The researchers also discovered that together, the host and its bacterial resident produced biologically active molecules that could help the fungus obtain nutrients or defend against threats like nematodes and amoebae. “What initially posed a disadvantage can later become an advantage,” emphasized Vorholt.
Delicate Relationships
The study highlighted how fragile early endosymbiotic systems are. “The initial decline in the host’s fitness could lead to the quick collapse of such a system in nature,” said Giger. “For new endosymbiotic relationships to stabilize, there must be a mutual benefit to living together,” Vorholt added. The potential resident must possess traits that favor endosymbiosis.

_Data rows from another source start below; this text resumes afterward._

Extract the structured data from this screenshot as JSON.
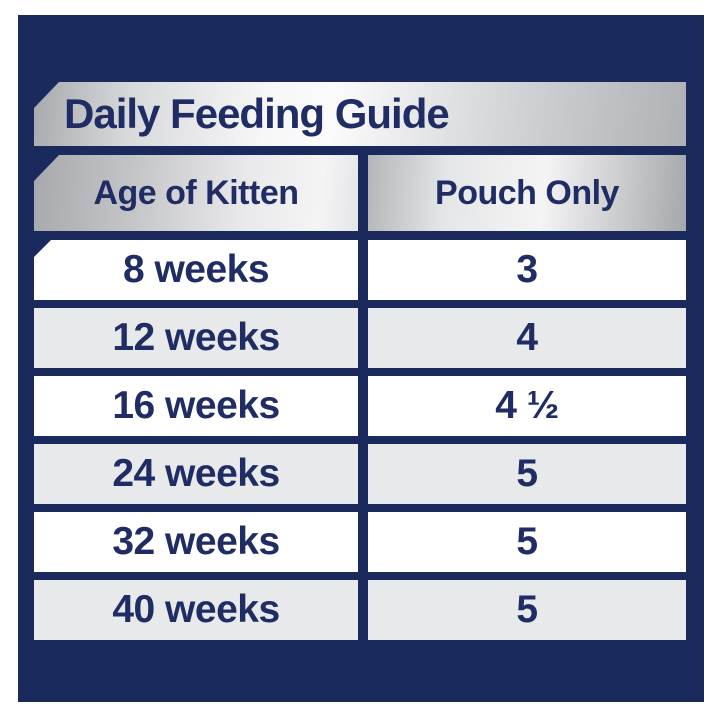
{
  "title": "Daily Feeding Guide",
  "table": {
    "columns": [
      "Age of Kitten",
      "Pouch Only"
    ],
    "rows": [
      {
        "age": "8 weeks",
        "pouches": "3"
      },
      {
        "age": "12 weeks",
        "pouches": "4"
      },
      {
        "age": "16 weeks",
        "pouches": "4 ½"
      },
      {
        "age": "24 weeks",
        "pouches": "5"
      },
      {
        "age": "32 weeks",
        "pouches": "5"
      },
      {
        "age": "40 weeks",
        "pouches": "5"
      }
    ]
  },
  "colors": {
    "navy": "#1b2a5c",
    "text-navy": "#1f2d64",
    "row-gray": "#e8e9eb",
    "row-white": "#ffffff",
    "page-bg": "#ffffff",
    "silver-dark": "#a8a9ad",
    "silver-light": "#fbfbfc"
  }
}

For the host, incorporating another organism provides an opportunity to gain new characteristics, even though it requires adjustments. “In the long run, evolution shows how successful endosymbiosis can become,” the ETH professor concluded.
FAQ:
1. What is endosymbiosys?
Endosymbiosis is a remarkable biological process where one organism lives inside another. This unique relationship often benefits both organisms involved. Even within our bodies, traces of ancient endosymbiotic events remain—mitochondria, the energy producers of our cells, result from a long-ago endosymbiosis. In ancient times, bacteria entered other cells and remained, eventually giving rise to mitochondria, which became crucial to developing plant, animal, and fungal cells.